Justice: Changing course on the bench is not weakness

WASHINGTON – Supreme Court Justice Anthony Kennedy says a willingness to change course on the bench is not an indication of weakness, but rather a sign of “fidelity to your judicial oath.”

Kennedy told a meeting of international lawyers in Washington Friday that judges must be willing to re-examine their premises. His remarks sounded like a partial explanation of his votes in two recent cases involving race, in which he uncharacteristically sided with liberal justices.

Kennedy has rarely voted to uphold racial preferences in more than 28 years on the Supreme Court. Yet he cast the crucial vote and wrote the court’s opinion in June to allow the University of Texas to consider race in admissions. He also was the decisive vote in 2015 to preserve certain kinds of housing discrimination claims.

“To re-examine your premise is not a sign of weakness of your judicial philosophy. It’s a sign of fidelity to your judicial oath,” Kennedy said at the International Bar Association meeting at which he discussed the importance of the rule of law in the United States and abroad.
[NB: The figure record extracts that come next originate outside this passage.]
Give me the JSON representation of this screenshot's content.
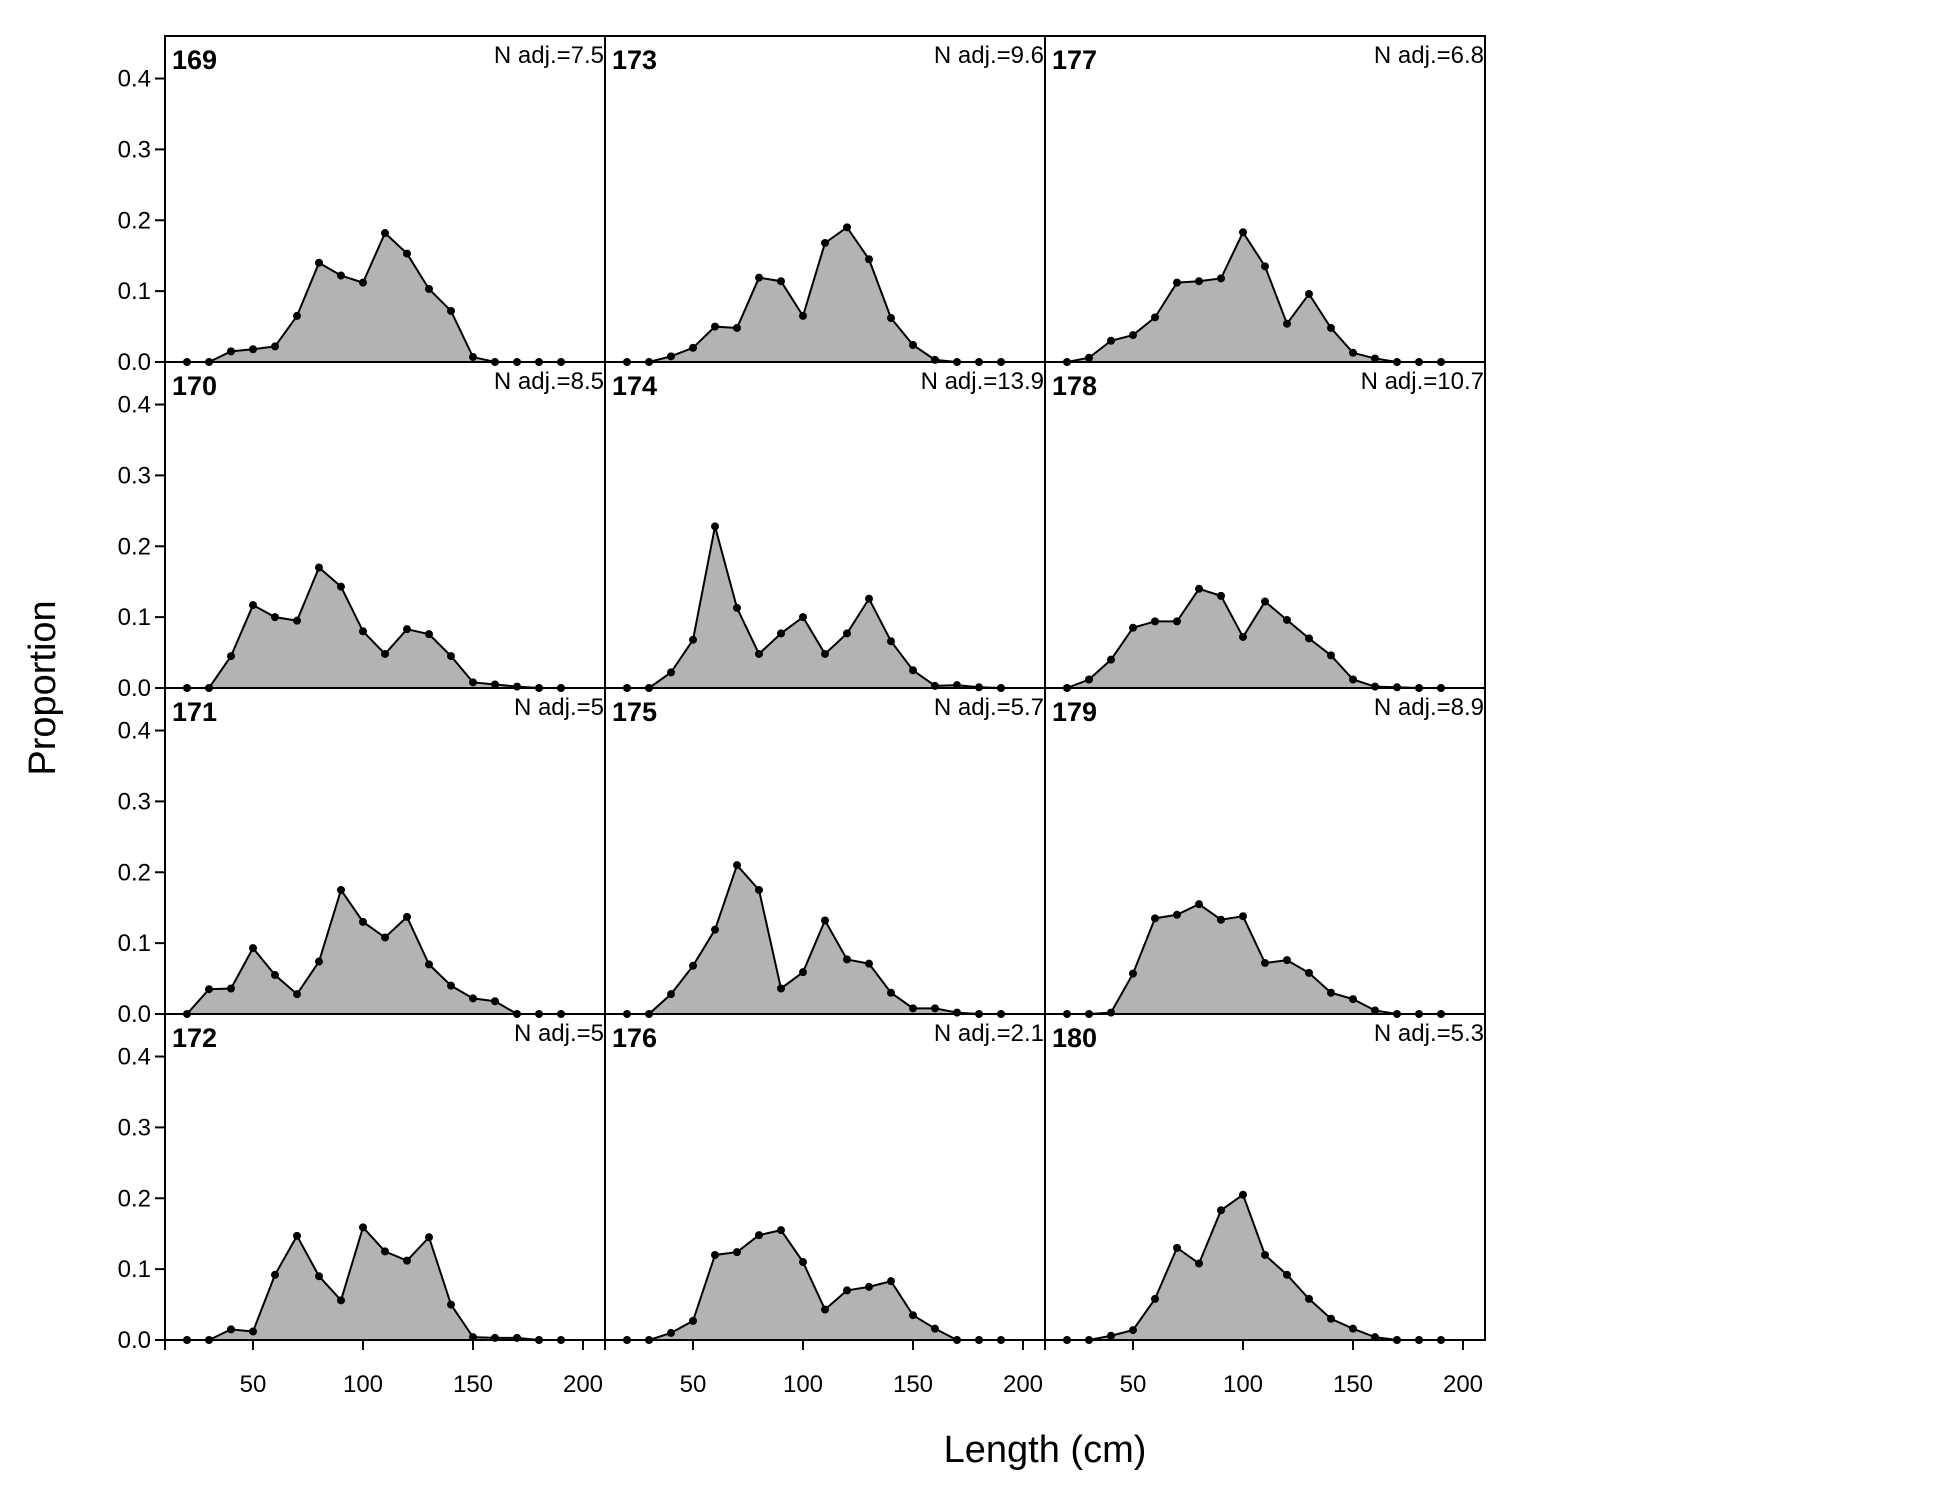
{
  "chart_data": {
    "type": "area",
    "xlabel": "Length (cm)",
    "ylabel": "Proportion",
    "xlim": [
      10,
      210
    ],
    "ylim": [
      0,
      0.46
    ],
    "x_ticks": [
      50,
      100,
      150,
      200
    ],
    "x_tick_labels": [
      "50",
      "100",
      "150",
      "200"
    ],
    "y_ticks": [
      0.0,
      0.1,
      0.2,
      0.3,
      0.4
    ],
    "y_tick_labels": [
      "0.0",
      "0.1",
      "0.2",
      "0.3",
      "0.4"
    ],
    "grid": false,
    "fill_color": "#b3b3b3",
    "line_color": "#000000",
    "x": [
      20,
      30,
      40,
      50,
      60,
      70,
      80,
      90,
      100,
      110,
      120,
      130,
      140,
      150,
      160,
      170,
      180,
      190
    ],
    "panels": [
      {
        "title": "169",
        "n_label": "N adj.=7.5",
        "values": [
          0,
          0,
          0.015,
          0.018,
          0.022,
          0.065,
          0.14,
          0.122,
          0.112,
          0.182,
          0.153,
          0.103,
          0.072,
          0.007,
          0,
          0,
          0,
          0
        ]
      },
      {
        "title": "170",
        "n_label": "N adj.=8.5",
        "values": [
          0,
          0,
          0.045,
          0.117,
          0.1,
          0.095,
          0.17,
          0.143,
          0.08,
          0.048,
          0.083,
          0.076,
          0.045,
          0.008,
          0.005,
          0.002,
          0,
          0
        ]
      },
      {
        "title": "171",
        "n_label": "N adj.=5",
        "values": [
          0,
          0.035,
          0.036,
          0.093,
          0.055,
          0.028,
          0.074,
          0.175,
          0.13,
          0.108,
          0.137,
          0.07,
          0.04,
          0.022,
          0.018,
          0,
          0,
          0
        ]
      },
      {
        "title": "172",
        "n_label": "N adj.=5",
        "values": [
          0,
          0,
          0.015,
          0.012,
          0.092,
          0.147,
          0.09,
          0.056,
          0.159,
          0.125,
          0.112,
          0.145,
          0.05,
          0.004,
          0.003,
          0.003,
          0,
          0
        ]
      },
      {
        "title": "173",
        "n_label": "N adj.=9.6",
        "values": [
          0,
          0,
          0.008,
          0.02,
          0.05,
          0.048,
          0.119,
          0.114,
          0.065,
          0.168,
          0.19,
          0.145,
          0.062,
          0.024,
          0.003,
          0,
          0,
          0
        ]
      },
      {
        "title": "174",
        "n_label": "N adj.=13.9",
        "values": [
          0,
          0,
          0.022,
          0.068,
          0.228,
          0.113,
          0.048,
          0.077,
          0.1,
          0.048,
          0.077,
          0.126,
          0.066,
          0.025,
          0.003,
          0.004,
          0.001,
          0
        ]
      },
      {
        "title": "175",
        "n_label": "N adj.=5.7",
        "values": [
          0,
          0,
          0.028,
          0.068,
          0.119,
          0.21,
          0.175,
          0.036,
          0.059,
          0.132,
          0.077,
          0.071,
          0.03,
          0.008,
          0.008,
          0.002,
          0,
          0
        ]
      },
      {
        "title": "176",
        "n_label": "N adj.=2.1",
        "values": [
          0,
          0,
          0.01,
          0.027,
          0.12,
          0.124,
          0.148,
          0.155,
          0.11,
          0.043,
          0.07,
          0.075,
          0.083,
          0.035,
          0.016,
          0,
          0,
          0
        ]
      },
      {
        "title": "177",
        "n_label": "N adj.=6.8",
        "values": [
          0,
          0.006,
          0.03,
          0.038,
          0.063,
          0.112,
          0.114,
          0.118,
          0.183,
          0.135,
          0.054,
          0.096,
          0.048,
          0.013,
          0.005,
          0,
          0,
          0
        ]
      },
      {
        "title": "178",
        "n_label": "N adj.=10.7",
        "values": [
          0,
          0.012,
          0.04,
          0.085,
          0.094,
          0.094,
          0.14,
          0.13,
          0.072,
          0.122,
          0.096,
          0.07,
          0.046,
          0.012,
          0.002,
          0.001,
          0,
          0
        ]
      },
      {
        "title": "179",
        "n_label": "N adj.=8.9",
        "values": [
          0,
          0,
          0.002,
          0.057,
          0.135,
          0.14,
          0.155,
          0.133,
          0.138,
          0.072,
          0.076,
          0.058,
          0.03,
          0.021,
          0.005,
          0,
          0,
          0
        ]
      },
      {
        "title": "180",
        "n_label": "N adj.=5.3",
        "values": [
          0,
          0,
          0.006,
          0.014,
          0.058,
          0.13,
          0.108,
          0.183,
          0.205,
          0.12,
          0.092,
          0.058,
          0.03,
          0.016,
          0.004,
          0,
          0,
          0
        ]
      }
    ]
  }
}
He spoke with dismay about a decline in the level of civil discourse, which he termed hostile and fractious. “I’m not talking just about the elections. That’s part of it,” he said.

Kennedy is now the longest-serving justice since Antonin Scalia’s death in February.

He often sparred with Scalia over the role of foreign law in Supreme Court decisions. Scalia said it had no place at all.

“Is the Supreme Court being controlled by international institutions, international laws? No,” Kennedy said emphatically. “We’re saying we can look elsewhere to see what works, what’s just and what fits with our Constitution. … The framers wanted us to do that.”